Vu de Pologne. Ukraine : le président Ianoukovytch souffle le chaud et le froid
Revue de la presse polonaise du 7 au 13 décembre 2013
L’Ukraine continue de faire l’objet d’une couverture soutenue des media polonais puisque malgré des craintes répétées d’essoufflement, le mouvement de l’Euromaidan reste fort. Le nombre de manifestants aurait même atteint dimanche un nouveau record en comparaison des semaines précédentes, tandis que les campements permanents résistent tant bien que mal aux températures négatives et aux intimidations de la milice.
L’opposition, bien qu’hétéroclite, s’est mise d’accord sur quatre revendications : la démission du gouvernement de Mykola Azarov en faveur d’un cabinet « technique » ; la reprise des discussions avec l’Union européenne (UE) pour signer l’accord d’association ; l’organisation d’élections parlementaires anticipées – elles étaient normalement prévues pour janvier 2015 – et enfin la libération des « prisonniers politiques », c’est-à-dire de jeunes Ukrainiens arrêtés au cours des manifestations.
Cette liste s’est allongée pendant la semaine d’une cinquième condition pour la participation de l’opposition à la table ronde proposée le président Viktor Ianoukovytch.
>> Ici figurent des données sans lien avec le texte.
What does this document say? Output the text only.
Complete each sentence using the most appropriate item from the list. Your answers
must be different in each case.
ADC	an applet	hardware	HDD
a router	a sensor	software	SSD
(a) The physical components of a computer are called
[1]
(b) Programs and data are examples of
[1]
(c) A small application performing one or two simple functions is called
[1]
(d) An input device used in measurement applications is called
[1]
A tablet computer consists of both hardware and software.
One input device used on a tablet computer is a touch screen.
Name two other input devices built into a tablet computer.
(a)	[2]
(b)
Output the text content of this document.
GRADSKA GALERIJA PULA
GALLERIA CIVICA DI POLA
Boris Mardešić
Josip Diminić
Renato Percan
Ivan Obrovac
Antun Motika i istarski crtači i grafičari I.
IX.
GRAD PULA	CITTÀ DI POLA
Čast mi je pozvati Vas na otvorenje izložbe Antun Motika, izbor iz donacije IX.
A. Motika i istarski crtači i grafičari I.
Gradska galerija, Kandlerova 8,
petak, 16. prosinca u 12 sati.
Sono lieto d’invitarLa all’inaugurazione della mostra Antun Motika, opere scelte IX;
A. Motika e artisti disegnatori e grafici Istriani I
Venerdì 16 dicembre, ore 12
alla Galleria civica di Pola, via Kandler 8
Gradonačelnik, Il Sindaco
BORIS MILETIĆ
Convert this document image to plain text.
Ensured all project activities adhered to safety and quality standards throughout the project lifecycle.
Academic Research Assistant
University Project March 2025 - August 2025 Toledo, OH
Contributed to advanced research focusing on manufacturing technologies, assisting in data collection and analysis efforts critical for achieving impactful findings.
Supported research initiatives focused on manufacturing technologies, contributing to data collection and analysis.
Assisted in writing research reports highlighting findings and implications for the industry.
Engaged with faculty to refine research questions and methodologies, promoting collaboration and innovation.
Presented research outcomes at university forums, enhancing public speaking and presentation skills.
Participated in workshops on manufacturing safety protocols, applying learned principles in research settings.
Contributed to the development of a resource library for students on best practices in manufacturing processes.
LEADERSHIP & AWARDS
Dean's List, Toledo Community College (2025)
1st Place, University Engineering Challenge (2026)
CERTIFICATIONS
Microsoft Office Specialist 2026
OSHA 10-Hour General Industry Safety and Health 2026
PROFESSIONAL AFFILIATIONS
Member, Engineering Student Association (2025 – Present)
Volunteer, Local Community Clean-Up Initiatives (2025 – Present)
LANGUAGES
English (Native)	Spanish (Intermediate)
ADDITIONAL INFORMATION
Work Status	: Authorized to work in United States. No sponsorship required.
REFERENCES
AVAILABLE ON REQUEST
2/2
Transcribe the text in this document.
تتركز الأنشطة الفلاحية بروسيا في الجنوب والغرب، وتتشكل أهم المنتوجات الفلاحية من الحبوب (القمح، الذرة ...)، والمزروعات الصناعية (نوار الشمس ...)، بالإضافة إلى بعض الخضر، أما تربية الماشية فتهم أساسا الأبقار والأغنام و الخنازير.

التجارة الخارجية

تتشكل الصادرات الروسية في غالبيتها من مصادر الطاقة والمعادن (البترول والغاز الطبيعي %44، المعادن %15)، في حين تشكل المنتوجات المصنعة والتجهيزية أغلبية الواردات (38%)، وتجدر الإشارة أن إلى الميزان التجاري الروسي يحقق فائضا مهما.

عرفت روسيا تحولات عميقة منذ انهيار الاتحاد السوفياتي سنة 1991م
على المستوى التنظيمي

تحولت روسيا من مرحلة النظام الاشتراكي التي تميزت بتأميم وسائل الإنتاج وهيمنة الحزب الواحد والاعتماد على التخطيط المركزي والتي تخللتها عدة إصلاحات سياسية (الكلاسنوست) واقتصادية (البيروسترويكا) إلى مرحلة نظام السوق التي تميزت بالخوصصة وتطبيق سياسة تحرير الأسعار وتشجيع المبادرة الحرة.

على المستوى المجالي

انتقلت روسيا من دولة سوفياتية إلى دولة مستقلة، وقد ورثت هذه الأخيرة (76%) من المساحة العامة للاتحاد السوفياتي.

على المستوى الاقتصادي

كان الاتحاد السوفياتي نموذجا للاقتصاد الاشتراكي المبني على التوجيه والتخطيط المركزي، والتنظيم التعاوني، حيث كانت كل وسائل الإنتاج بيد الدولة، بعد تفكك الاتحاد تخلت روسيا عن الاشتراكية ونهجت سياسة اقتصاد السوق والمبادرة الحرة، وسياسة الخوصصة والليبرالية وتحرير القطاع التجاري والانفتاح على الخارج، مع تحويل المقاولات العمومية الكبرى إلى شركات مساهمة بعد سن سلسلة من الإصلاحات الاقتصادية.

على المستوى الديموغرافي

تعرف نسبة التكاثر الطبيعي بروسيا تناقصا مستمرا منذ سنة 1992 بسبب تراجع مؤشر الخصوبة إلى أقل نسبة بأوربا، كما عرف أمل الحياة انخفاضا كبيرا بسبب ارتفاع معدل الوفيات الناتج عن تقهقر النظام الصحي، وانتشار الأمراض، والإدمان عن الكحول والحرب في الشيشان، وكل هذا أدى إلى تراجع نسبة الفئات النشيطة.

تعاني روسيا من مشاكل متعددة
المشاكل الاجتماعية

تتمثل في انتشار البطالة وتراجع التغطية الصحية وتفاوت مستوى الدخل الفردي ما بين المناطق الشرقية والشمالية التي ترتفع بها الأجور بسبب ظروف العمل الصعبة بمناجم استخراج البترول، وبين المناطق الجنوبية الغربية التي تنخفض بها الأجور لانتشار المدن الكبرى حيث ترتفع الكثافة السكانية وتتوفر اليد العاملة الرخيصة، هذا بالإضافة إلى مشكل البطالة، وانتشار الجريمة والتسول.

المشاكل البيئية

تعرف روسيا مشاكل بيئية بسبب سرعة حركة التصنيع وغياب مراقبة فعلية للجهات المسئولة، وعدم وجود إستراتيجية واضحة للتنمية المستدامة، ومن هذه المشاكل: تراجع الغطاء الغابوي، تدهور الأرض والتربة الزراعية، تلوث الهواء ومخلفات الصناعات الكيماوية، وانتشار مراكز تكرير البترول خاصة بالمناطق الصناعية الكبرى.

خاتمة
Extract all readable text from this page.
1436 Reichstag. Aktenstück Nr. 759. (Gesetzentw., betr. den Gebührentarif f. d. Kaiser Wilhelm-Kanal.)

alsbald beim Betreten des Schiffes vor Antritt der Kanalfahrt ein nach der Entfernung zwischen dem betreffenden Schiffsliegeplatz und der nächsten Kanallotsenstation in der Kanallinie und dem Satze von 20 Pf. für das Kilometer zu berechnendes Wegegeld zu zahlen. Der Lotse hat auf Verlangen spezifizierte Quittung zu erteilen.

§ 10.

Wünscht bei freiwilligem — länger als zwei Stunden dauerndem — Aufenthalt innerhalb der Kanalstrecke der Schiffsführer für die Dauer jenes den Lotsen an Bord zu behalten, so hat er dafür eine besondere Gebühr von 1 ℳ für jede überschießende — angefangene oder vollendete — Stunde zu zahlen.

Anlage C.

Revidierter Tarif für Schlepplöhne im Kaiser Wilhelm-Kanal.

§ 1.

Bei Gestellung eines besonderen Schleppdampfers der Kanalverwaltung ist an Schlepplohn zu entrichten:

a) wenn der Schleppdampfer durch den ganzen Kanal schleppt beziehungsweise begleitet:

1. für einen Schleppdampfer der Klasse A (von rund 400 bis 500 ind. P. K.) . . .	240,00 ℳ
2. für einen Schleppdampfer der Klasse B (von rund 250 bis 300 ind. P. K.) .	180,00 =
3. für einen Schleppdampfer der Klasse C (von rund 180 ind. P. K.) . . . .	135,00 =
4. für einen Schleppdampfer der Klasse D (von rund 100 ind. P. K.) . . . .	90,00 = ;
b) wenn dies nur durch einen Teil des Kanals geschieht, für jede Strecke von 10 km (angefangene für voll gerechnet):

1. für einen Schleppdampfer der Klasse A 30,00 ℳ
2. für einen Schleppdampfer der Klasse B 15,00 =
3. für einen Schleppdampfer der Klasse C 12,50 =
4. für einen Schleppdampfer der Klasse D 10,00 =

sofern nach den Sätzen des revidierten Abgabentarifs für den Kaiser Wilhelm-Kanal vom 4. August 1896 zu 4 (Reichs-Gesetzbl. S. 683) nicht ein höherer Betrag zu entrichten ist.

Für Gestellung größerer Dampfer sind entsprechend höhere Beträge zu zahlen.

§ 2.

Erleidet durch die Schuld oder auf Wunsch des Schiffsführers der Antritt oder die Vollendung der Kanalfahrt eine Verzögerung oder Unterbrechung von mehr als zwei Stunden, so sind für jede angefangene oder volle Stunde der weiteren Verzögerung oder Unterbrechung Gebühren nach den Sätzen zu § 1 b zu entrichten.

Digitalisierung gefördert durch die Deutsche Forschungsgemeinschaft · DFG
En effet, alors que Catherine Ashton, haute représentante de l’UE pour les affaires étrangères et la politique de sécurité et Victoria Nuland, adjointe aux questions européennes et eurasiatiques du secrétaire d’État américain, étaient en visite à Kiev pour trouver une issue à la crise et convaincre le pouvoir de ne pas recourir à la force, les sections spéciales de la milice ont attaqué au milieu de la nuit de mardi à mercredi plusieurs barricades avant de se retirer, faisant quelques dizaines de blessés. Le siège du parti de Ioulia Tymochenko Batkiwszczyna (« Patrie ») a également été forcé et des serveurs informatiques détruits.
« Dégoût » du secrétaire d’État américain
Outre l’affront fait aux négociateurs occidentaux qui a poussé le secrétaire d’État amércain John Kerry à exprimer son « dégoût » pour les agissements du gouvernement ukrainien, ce dernier a perdu de sa crédibilité à la fois aux yeux de l’Union européenne et de l’opposition. Ses leaders réclament désormais la médiation des présidents lituanien et polonais Dalia Grybauskaite et Bronisław Komorowski ainsi que du commissaire européen à l’élargissement et à la politique de voisinage Štefan Füle pour entamer un dialogue avec le président Viktor Ianoukovytch.
L’envoyé spécial du Parlement européen Aleksander Kwaśniewski, qui le connaît bien pour l’avoir rencontré à de nombreuses reprises dans le cadre de sa mission, explique dans un entretien pour Rzeczpospolita que le chef de l’État ukrainien est un homme « dual ». À force de vouloir jouer en même temps sur les fronts européen et russe, sa politique en devient « illisible » et surtout perd en crédibilité. Néanmoins, l’exécutif conserve une « forte légitimité démocratique » qui en fait un partenaire incontournable pour l’UE comme pour l’opposition.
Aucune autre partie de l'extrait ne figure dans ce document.